Результаты приведены в следующей таблице:

|                               | TF-iDF | Count  | Binary |
|-------------------------------|--------|--------|--------|
| SVM-linear                    | 0.4787 | 0.4739 | 0.4763 |
| SVM-poly                      | 0.0013 | 0.0575 | 0.0037 |
| SVM-rbf                       | 0.3335 | 0.3477 | 0.3260 |
| SVM-sigmoid                   | 0.4638 | 0.3536 | 0.3842 |
| RandomForest                  | 0.2987 | 0.2305 | 0.2233 |
| LogisticRegression            | 0.3523 | 0.4605 | 0.4581 |
| SVM-linear-bagging-25         | 0.4811 | 0.4520 | 0.4522 |
| LogisticRegression-bagging-25 | 0.3136 | 0.4238 | 0.4207 |
| LGBM                          | 0.4465 | 0.4295 | 0.4317 |

Ни один из классификаторов не побил бейзлайн. Лучше всего себя показал линейный SVM.

Большинство модели получили на тренировочной выборке точность, очень близкую к 1.

### TF-iDF

In [81]:
import scipy.stats as st
from sklearn.model_selection import cross_val_score, cross_validate
import scipy.sparse as sp

X_train, X_test = vectorize_data(vectorizer_type='TF-iDF')

X_full = sp.vstack([X_train, X_test], format='csr')
x_is_train = np.hstack([np.ones(X_train.shape[0]), np.zeros(X_test.shape[0])])

model = LinearSVC()

cross_val_resuls = cross_validate(model, X_full, x_is_train, cv=5, scoring=['accuracy'])

data = cross_val_resuls['test_accuracy']

interval = st.t.interval(alpha=0.95, df=len(data)-1, loc=np.mean(data), scale=st.sem(data)) 
print(f"Accuracy 95% confidience interval: ({interval[0]:.4f} {interval[1]:.4f})")

print(f"Accuracy score with constant predictor: {accuracy_score(x_is_train, np.zeros_like(x_is_train)):.4f}")

Accuracy 95% confidience interval: (0.7649 0.8486)
Accuracy score with constant predictor: 0.5402


### Частотные вектора

In [82]:
X_train, X_test = vectorize_data(vectorizer_type='Count')

X_full = sp.vstack([X_train, X_test], format='csr')
x_is_train = np.hstack([np.ones(X_train.shape[0]), np.zeros(X_test.shape[0])])

model = LinearSVC()

cross_val_resuls = cross_validate(model, X_full, x_is_train, cv=5, scoring=['accuracy'])

data = cross_val_resuls['test_accuracy']

interval = st.t.interval(alpha=0.95, df=len(data)-1, loc=np.mean(data), scale=st.sem(data)) 
print(f"Accuracy 95% confidience interval: ({interval[0]:.4f} {interval[1]:.4f})")
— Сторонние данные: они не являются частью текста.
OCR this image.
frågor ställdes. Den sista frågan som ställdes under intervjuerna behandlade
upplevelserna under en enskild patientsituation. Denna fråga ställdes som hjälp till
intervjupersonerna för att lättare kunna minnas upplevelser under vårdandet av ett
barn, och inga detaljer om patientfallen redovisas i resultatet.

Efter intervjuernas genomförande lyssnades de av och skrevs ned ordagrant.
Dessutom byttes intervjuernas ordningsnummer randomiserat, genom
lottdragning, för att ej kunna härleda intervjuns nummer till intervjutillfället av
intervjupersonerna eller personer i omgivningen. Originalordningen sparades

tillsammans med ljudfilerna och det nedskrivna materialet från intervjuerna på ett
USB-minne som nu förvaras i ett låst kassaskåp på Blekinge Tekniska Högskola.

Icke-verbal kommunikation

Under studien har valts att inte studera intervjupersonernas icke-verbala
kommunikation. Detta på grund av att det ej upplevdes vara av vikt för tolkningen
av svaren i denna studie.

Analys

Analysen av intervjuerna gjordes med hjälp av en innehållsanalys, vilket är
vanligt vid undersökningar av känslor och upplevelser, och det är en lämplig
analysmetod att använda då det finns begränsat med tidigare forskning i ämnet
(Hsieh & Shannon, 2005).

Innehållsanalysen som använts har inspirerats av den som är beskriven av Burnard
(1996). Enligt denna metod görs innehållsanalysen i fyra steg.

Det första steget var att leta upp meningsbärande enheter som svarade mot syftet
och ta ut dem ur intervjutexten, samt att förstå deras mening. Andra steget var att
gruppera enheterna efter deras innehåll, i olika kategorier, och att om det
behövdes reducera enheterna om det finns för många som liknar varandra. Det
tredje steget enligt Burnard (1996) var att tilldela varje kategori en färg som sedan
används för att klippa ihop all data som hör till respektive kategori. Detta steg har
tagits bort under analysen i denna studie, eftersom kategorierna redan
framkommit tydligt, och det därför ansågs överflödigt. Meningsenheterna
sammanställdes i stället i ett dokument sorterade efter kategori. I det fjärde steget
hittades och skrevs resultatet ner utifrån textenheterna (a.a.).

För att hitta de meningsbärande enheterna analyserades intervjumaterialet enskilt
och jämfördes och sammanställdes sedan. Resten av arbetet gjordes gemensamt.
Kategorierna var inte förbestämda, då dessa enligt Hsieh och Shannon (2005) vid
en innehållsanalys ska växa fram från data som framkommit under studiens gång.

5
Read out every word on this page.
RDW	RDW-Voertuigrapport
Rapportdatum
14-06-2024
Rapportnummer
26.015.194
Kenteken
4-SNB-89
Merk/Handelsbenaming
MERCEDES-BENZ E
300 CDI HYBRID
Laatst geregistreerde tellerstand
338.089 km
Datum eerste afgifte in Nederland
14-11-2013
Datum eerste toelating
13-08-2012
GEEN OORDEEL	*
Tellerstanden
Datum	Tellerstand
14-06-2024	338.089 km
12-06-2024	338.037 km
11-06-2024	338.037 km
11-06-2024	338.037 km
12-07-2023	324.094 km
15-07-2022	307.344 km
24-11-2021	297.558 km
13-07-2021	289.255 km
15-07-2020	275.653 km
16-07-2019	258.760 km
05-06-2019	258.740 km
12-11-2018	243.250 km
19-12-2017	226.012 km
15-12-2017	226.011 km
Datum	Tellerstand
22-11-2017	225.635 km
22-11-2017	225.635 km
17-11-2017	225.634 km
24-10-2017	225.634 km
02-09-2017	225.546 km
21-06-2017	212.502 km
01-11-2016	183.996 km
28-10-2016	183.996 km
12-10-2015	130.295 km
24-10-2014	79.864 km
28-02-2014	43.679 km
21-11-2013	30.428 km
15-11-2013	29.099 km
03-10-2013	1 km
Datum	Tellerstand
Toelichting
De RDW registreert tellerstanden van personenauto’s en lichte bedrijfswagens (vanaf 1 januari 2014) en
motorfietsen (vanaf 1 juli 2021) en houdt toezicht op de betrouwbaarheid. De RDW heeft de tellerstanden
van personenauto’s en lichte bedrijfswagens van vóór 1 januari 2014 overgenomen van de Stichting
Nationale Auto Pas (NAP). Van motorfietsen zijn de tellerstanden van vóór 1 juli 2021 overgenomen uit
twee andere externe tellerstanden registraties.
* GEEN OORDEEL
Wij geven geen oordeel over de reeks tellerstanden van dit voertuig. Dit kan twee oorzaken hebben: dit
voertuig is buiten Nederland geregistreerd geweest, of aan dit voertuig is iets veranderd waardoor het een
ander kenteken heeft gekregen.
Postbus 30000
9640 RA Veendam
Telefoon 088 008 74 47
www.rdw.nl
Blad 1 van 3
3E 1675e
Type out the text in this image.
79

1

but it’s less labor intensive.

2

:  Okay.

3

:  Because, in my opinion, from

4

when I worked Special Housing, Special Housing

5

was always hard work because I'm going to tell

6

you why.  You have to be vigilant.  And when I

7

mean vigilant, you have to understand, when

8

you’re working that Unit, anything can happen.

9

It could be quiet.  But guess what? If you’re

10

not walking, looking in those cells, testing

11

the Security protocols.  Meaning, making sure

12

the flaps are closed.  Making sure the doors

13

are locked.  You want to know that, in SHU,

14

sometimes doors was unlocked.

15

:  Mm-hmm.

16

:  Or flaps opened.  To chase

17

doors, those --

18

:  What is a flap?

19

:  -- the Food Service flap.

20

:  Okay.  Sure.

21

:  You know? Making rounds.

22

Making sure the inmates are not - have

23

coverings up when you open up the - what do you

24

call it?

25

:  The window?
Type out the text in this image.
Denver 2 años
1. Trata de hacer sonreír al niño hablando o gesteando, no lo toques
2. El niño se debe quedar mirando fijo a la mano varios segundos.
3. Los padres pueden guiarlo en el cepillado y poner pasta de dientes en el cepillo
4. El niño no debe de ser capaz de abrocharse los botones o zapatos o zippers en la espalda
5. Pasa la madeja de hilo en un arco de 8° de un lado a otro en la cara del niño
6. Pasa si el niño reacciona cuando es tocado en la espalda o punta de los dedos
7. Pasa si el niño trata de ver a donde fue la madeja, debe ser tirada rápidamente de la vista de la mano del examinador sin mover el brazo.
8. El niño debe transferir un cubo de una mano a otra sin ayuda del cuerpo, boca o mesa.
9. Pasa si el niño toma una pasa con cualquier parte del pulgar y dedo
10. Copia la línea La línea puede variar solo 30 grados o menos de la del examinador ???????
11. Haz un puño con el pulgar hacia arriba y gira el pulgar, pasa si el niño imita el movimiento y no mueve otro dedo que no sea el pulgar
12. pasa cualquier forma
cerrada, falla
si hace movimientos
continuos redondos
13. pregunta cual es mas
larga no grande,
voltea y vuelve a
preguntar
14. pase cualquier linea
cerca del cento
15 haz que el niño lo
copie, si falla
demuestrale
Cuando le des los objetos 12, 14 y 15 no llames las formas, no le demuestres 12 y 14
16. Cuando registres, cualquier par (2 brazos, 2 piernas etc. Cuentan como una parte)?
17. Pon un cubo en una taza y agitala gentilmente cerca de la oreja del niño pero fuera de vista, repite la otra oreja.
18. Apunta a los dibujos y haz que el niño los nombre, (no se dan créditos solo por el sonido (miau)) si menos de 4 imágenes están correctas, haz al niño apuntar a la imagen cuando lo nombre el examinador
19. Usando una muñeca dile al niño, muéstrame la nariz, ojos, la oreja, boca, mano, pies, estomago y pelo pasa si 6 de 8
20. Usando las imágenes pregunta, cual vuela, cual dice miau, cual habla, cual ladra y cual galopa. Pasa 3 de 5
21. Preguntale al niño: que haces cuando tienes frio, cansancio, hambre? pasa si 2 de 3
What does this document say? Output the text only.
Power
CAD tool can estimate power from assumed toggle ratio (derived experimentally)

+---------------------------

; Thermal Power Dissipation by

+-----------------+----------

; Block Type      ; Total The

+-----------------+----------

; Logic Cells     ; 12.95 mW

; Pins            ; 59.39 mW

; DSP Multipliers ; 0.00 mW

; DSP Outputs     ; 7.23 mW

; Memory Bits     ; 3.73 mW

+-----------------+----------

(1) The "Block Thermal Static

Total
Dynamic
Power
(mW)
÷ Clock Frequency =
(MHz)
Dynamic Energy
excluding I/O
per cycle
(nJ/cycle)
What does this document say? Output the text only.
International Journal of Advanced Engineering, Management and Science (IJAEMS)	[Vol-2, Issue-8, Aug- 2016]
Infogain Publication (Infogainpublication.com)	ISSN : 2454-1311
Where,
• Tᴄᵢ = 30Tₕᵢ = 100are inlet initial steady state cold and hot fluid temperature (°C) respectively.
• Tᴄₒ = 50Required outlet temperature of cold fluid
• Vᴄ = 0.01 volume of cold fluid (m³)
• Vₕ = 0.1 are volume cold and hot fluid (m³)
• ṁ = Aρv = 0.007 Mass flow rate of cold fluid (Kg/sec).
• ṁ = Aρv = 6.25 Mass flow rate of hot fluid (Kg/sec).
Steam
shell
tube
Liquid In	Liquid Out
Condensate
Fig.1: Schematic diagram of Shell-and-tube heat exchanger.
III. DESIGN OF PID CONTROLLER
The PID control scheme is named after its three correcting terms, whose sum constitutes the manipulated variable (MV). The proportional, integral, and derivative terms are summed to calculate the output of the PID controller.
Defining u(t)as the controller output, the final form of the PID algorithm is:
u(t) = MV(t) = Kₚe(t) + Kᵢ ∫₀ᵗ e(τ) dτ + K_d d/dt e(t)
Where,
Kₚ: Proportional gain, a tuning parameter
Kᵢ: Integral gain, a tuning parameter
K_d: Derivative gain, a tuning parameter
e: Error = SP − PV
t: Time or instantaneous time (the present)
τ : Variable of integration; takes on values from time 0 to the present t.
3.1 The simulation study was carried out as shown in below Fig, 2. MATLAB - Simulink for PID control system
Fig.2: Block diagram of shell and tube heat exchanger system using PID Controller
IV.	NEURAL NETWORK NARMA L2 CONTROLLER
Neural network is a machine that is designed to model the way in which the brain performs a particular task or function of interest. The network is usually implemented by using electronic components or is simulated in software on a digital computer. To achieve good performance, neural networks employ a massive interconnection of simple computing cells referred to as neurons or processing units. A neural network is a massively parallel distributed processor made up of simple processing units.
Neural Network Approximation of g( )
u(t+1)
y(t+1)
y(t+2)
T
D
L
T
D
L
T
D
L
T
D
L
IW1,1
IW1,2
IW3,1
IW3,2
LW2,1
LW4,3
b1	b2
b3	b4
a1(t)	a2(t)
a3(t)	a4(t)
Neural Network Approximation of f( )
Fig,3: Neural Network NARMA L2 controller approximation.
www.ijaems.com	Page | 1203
print(f"Accuracy score with constant predictor: {accuracy_score(x_is_train, np.zeros_like(x_is_train)):.4f}")

Accuracy 95% confidience interval: (0.6823 0.7590)
Accuracy score with constant predictor: 0.5402


### Булевские вектора

In [83]:
X_train, X_test = vectorize_data(vectorizer_type='Binary')

X_full = sp.vstack([X_train, X_test], format='csr')
x_is_train = np.hstack([np.ones(X_train.shape[0]), np.zeros(X_test.shape[0])])

model = LinearSVC()

cross_val_resuls = cross_validate(model, X_full, x_is_train, cv=5, scoring=['accuracy'])

data = cross_val_resuls['test_accuracy']

interval = st.t.interval(alpha=0.95, df=len(data)-1, loc=np.mean(data), scale=st.sem(data)) 
print(f"Accuracy 95% confidience interval: ({interval[0]:.4f} {interval[1]:.4f})")

print(f"Accuracy score with constant predictor: {accuracy_score(x_is_train, np.zeros_like(x_is_train)):.4f}")

Accuracy 95% confidience interval: (0.6859 0.7665)
Accuracy score with constant predictor: 0.5402


Линейный SVM смог добиться точности значительно лучше, чем константная модель. Это указывает на то, что train и test наборы значительно отличаются друг от друга.